The headline figures …24000 postal workers attacked by dogs over a 5 year period and around 4000 dog related incidents are recorded every year across the service.

The inquiry shows that the Post Office has a robust system in place for registering addresses where dogs are, or could be, a problem. Although the report is now 5 years old so we do not know what measures are currently in place. But let’s presume they still keep an up to date register….

I know from my previous employment that the various ambulance services across Britain keep their own registers of high risk addresses. Local authorities, mental health and community nursing providers, charities, and of course, the police, will also keep their own registers. Not just for dogs of course, humans often pose the greater threat.

Without wishing to state the obvious, wouldn’t it be great to bring all this intelligence together and help reduce the risks to all parties.
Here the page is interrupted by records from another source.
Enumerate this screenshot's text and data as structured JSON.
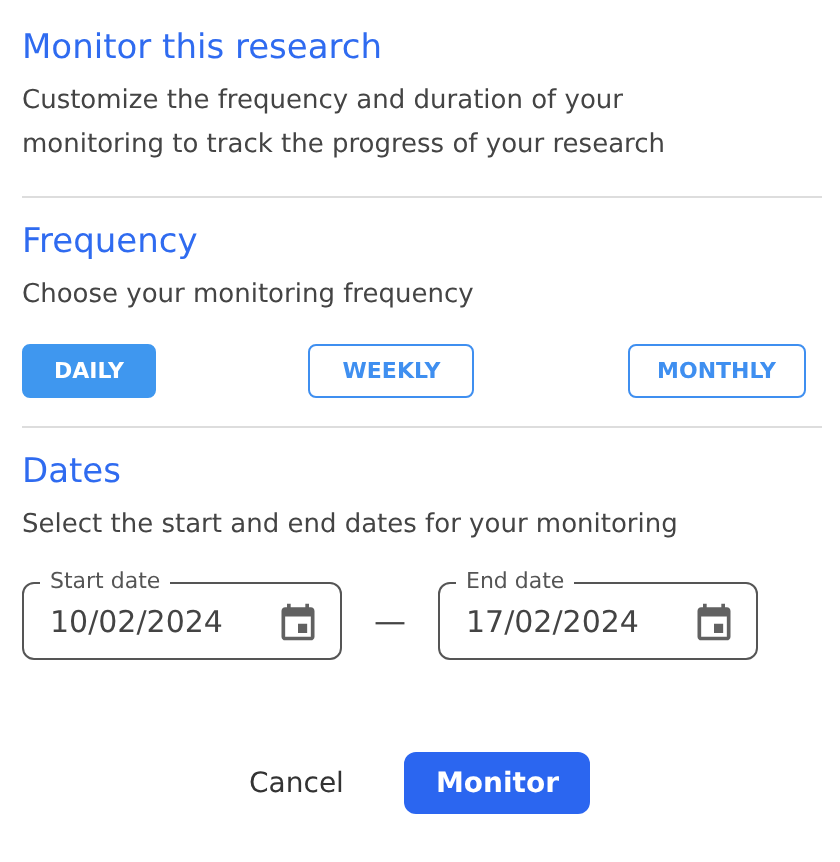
{
  "header": {
    "title": "Monitor this research",
    "description": "Customize the frequency and duration of your monitoring to track the progress of your research"
  },
  "frequency": {
    "title": "Frequency",
    "description": "Choose your monitoring frequency",
    "options": [
      {
        "label": "DAILY",
        "selected": true
      },
      {
        "label": "WEEKLY",
        "selected": false
      },
      {
        "label": "MONTHLY",
        "selected": false
      }
    ]
  },
  "dates": {
    "title": "Dates",
    "description": "Select the start and end dates for your monitoring",
    "separator": "—",
    "fields": [
      {
        "label": "Start date",
        "value": "10/02/2024"
      },
      {
        "label": "End date",
        "value": "17/02/2024"
      }
    ]
  },
  "actions": {
    "cancel": "Cancel",
    "confirm": "Monitor"
  }
}
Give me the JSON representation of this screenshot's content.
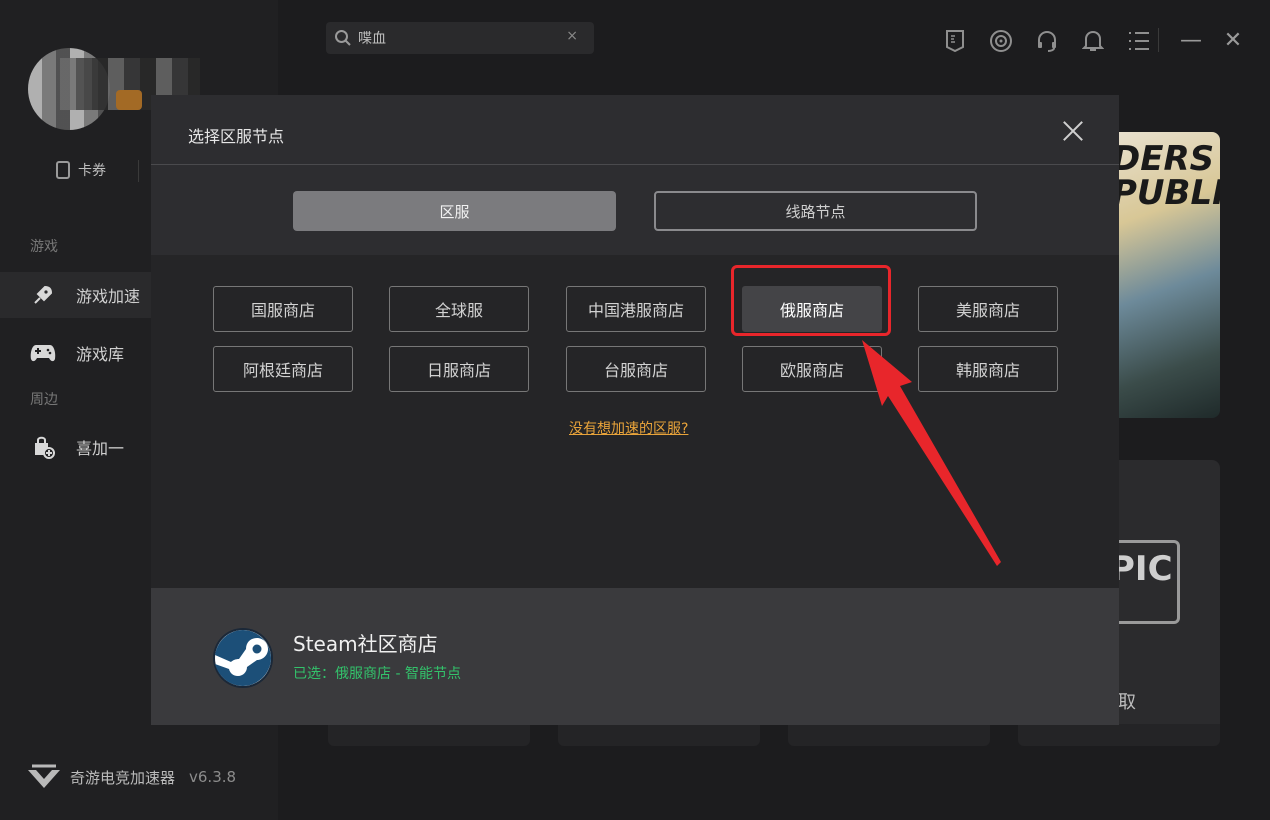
{
  "app": {
    "brand_name": "奇游电竞加速器",
    "version": "v6.3.8"
  },
  "sidebar": {
    "coupon_label": "卡券",
    "section_games": "游戏",
    "section_nearby": "周边",
    "items": [
      {
        "label": "游戏加速",
        "icon": "rocket-icon"
      },
      {
        "label": "游戏库",
        "icon": "gamepad-icon"
      },
      {
        "label": "喜加一",
        "icon": "bag-plus-icon"
      }
    ]
  },
  "search": {
    "value": "喋血",
    "clear_glyph": "×"
  },
  "window_controls": {
    "minimize": "—",
    "close": "✕"
  },
  "background_cards": {
    "card1_title": "DERS\nPUBLIC",
    "card2_logo": "PIC",
    "card2_action": "取"
  },
  "modal": {
    "title": "选择区服节点",
    "tabs": [
      {
        "label": "区服",
        "active": true
      },
      {
        "label": "线路节点",
        "active": false
      }
    ],
    "regions": [
      [
        "国服商店",
        "全球服",
        "中国港服商店",
        "俄服商店",
        "美服商店"
      ],
      [
        "阿根廷商店",
        "日服商店",
        "台服商店",
        "欧服商店",
        "韩服商店"
      ]
    ],
    "selected_region": "俄服商店",
    "help_link": "没有想加速的区服?",
    "footer": {
      "store_name": "Steam社区商店",
      "selected_text": "已选：俄服商店 - 智能节点"
    }
  },
  "colors": {
    "accent_orange": "#e8a33a",
    "selected_green": "#33c26b",
    "highlight_red": "#e8262b"
  }
}
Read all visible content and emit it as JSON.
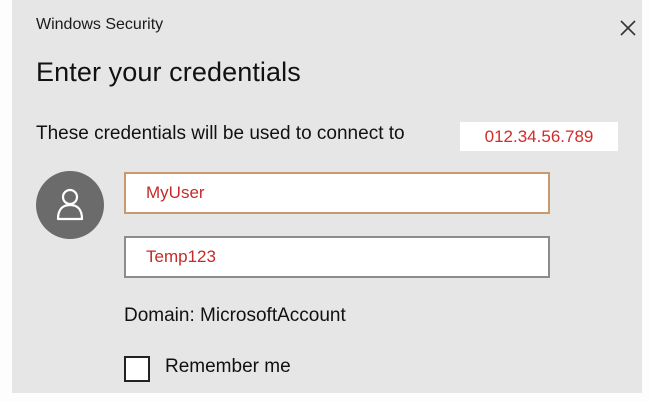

So the mental health worker visiting an address for the first time can take into account that this is an address that the ambulance service will not attend to without police presence. Etc Etc.

Ditto estate agents, cold callers, debt collectors, couriers. Shortly before Christmas I answered the door to an Amazon courier covered in blood who had been attacked by a dog down our road. Day in day out, turning up on the door step of ‘at risk’ addresses and taking their chances.

What’s stopping someone compiling one central list? Well, an awful lot of things. Staying the right side of the The Data Protection Act, for one, would scare most parties off . But how far has anyone ever gone in trying to find a solution? Answers on a postcard. I know there are are joint working initiatives out there, and the technology to support them is as good as ever, but how close has anyone come to really cracking it?

Until such a day, and in the meantime, it is a given that you should keep your own register. Locally on your team, or centrally as an organisation, and then make attempts to contact local stakeholders and see what work you can do together. Anything is better than turning up blindly to an address, without any knowledge of the risks, and suddenly staring that dangerous dog, or person, in the face.